It's all so clear in retrospect. The electronic music revolution of the 1970s empowered artists to explore a new palette of ethereal sounds and unnatural atmospheres. In less than 10 years, a new musical language emerged in Europe, the U.S., and Japan, and spread around the world. By the 1980s, they looked around...and it was good.
But it didn't take long before a few of these artists realized that something was missing: the vital, rhythmic foundation of ethnic and primitive music, famously built into rock from the African roots of Rhythm & Blues. So just as early 20th century painters looked to Africa, Polynesia, and other ancient cultures for vitality and connection to the archaic human experience — electronic musicians "went tribal."

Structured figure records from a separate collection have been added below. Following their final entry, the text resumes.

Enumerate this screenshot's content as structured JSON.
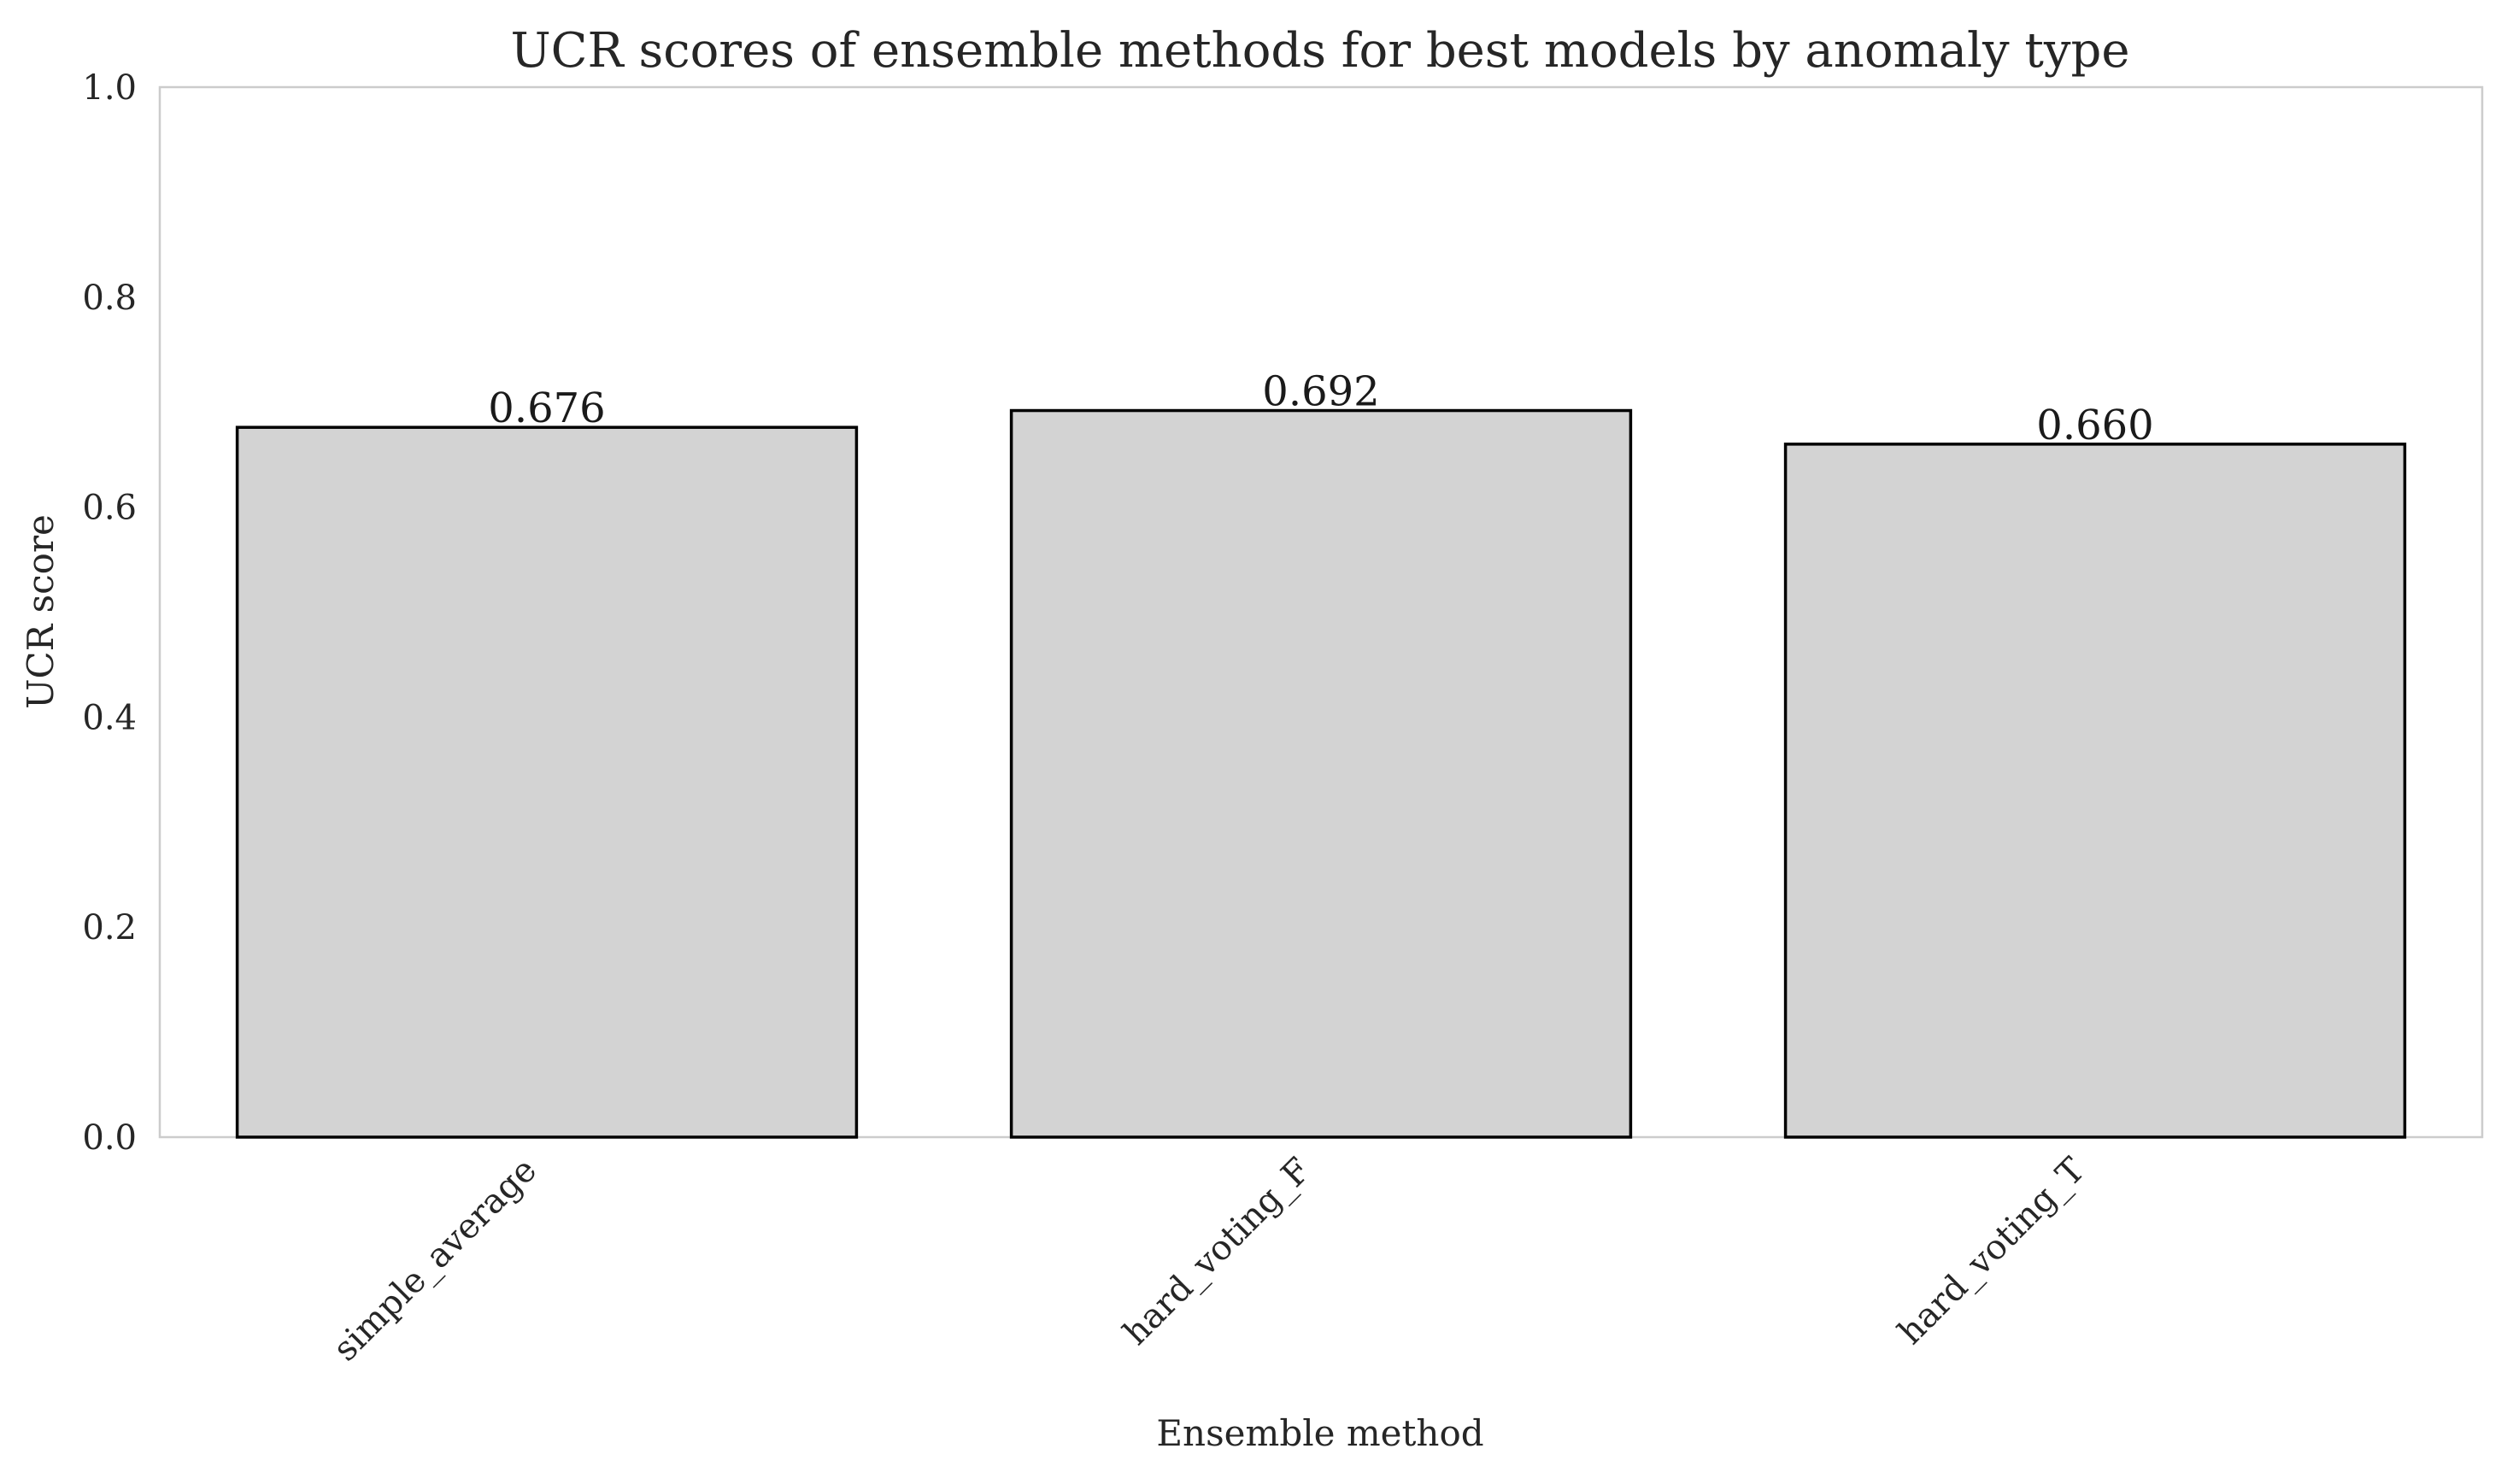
{
  "chart_data": {
    "type": "bar",
    "title": "UCR scores of ensemble methods for best models by anomaly type",
    "xlabel": "Ensemble method",
    "ylabel": "UCR score",
    "categories": [
      "simple_average",
      "hard_voting_F",
      "hard_voting_T"
    ],
    "values": [
      0.676,
      0.692,
      0.66
    ],
    "data_labels": [
      "0.676",
      "0.692",
      "0.660"
    ],
    "ylim": [
      0,
      1.0
    ],
    "yticks": [
      "0.0",
      "0.2",
      "0.4",
      "0.6",
      "0.8",
      "1.0"
    ],
    "grid": false,
    "legend": "none",
    "colors": {
      "bar_fill": "#d3d3d3",
      "bar_edge": "#000000",
      "frame": "#cccccc"
    }
  }
}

The moment was marked by STEVE ROACH's famous trip to the Australian outback and his 1988 album "Dreamtime Return," a title that wraps up the idea in two well-chosen words. But other artists were already moving in this direction, first crossing cultural barriers and then heading back in time, to the roots of music and sound itself.
The genre that emerged was called "techno-tribal" — a psycho-acoustic, trance-ambient music that combined electronics, atmospherics, ethnic percussion (rainsticks, rattles, drums), and didgeridoos. The combination possessed some of the psychedelic powers of its shamanic forbears, and it lives on today. On this transmission of Hearts of Space, a techno-triba-delic journey called READING THE BONES.